Gargalhamos com o comentário de Ryan. Encontramos Chris, Julhie, Justin, Cait e Chaz já na nossa mesa de costume. Peguei uma bandeja e me servi, fui até eles.

– Olha lá a sua vítima, Miley. Ele está tão desolado –Justin disse fazendo todos olharem para Tyler.

– Se eu fosse você eu ia lá agora.. Uma ótima chance para se colocar a aposta em dia –Cait opinou e eu concordei, me levantei simplesmente e fui até o garoto que se sentava em uma mesa sozinho.

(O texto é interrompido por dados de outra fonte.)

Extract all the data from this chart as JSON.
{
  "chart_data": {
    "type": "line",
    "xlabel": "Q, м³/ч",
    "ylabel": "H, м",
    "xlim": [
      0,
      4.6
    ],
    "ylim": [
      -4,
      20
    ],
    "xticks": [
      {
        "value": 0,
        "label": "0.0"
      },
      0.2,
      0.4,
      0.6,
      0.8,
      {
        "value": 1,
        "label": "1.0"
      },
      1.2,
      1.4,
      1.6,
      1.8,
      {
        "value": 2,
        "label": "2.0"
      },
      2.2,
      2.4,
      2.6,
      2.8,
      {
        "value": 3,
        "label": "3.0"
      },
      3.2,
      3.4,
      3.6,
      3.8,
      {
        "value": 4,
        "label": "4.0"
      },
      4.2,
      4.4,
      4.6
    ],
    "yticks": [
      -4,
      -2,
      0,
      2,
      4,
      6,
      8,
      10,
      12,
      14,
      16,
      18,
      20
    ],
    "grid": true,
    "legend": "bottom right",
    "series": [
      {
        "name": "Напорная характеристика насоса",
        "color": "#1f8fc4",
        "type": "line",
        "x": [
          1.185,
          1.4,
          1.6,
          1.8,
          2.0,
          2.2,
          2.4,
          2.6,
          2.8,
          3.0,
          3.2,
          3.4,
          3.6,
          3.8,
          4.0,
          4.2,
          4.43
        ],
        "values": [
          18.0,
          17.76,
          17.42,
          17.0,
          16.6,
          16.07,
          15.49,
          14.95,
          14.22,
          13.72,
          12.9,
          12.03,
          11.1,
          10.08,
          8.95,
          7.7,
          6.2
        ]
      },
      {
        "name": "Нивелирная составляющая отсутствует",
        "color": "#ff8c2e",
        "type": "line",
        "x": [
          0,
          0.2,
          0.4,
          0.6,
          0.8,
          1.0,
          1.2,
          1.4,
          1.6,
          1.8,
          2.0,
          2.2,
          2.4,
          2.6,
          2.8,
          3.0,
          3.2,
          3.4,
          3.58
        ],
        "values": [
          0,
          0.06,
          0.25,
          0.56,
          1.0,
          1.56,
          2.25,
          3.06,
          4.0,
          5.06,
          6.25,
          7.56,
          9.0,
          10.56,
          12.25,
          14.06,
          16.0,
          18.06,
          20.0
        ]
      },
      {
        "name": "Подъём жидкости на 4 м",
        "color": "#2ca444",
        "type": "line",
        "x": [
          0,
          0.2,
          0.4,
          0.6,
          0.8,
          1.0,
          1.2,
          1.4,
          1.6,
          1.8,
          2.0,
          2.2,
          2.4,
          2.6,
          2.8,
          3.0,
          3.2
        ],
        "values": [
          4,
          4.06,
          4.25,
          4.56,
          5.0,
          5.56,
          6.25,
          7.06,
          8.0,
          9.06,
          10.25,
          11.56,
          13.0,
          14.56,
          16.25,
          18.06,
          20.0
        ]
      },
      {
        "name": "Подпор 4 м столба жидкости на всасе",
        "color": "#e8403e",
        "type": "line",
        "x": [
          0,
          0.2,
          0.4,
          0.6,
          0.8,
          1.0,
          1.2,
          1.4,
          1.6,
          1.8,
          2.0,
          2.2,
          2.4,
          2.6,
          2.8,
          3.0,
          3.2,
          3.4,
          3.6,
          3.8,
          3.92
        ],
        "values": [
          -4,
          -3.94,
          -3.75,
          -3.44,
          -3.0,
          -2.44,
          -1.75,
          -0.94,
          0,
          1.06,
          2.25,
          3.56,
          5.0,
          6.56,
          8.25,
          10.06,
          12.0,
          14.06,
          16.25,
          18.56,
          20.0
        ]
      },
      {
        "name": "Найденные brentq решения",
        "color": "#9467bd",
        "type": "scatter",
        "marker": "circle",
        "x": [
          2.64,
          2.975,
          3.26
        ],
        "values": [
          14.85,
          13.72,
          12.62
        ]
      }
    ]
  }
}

– Olá Tyler, posso me sentar aqui? –me sentei sem ele responder

– Já sentou né –ele sorriu amarelo

– Está tão tristinho, o que houve?

–Jura que está preocupada comigo?

– Sim, não posso?

– Ah é que você e aquele seu grupinho é meio da pesada né –ele ajeitou seu óculos fundo de garrafa

– Nem somos, apenas curtimos a vida adoidados.

– BEM adoidados.

– Ah coé, você mal me conhece e já está me julgando?

– Eu não estou te julgando..

– Eu levei isso como um pré-julgamento –arqueei uma sobrancelha e ele sorriu sem graça.

– Tudo bem, me desculpe. Você se chama Miley, não é mesmo?

– Sim, sim.

– Só gravei por ser um nome tão estranho para uma californiana.

– Minha mãe era brasileira –eu coloquei uma colher de salada de frutas na boca– Por isso lá em casa temos nomes que são estranhos para vocês aqui.

– Ah, explicado –ele sorriu– Você tem quantos irmãos mesmo?

Ficamos conversando por um bom tempo. Eu passei meu número para ele, e ele me passou o dele. Combinaríamos de sair mais tarde e ele parecia feliz com o convite. Assim que o sinal bateu fomos juntos para a sala, já que tínhamos a mesma aula naquele horário, Matemática, eca.

Notas finais
Eu sei o capitulo é extra pequeno prometo recompensar, beijos.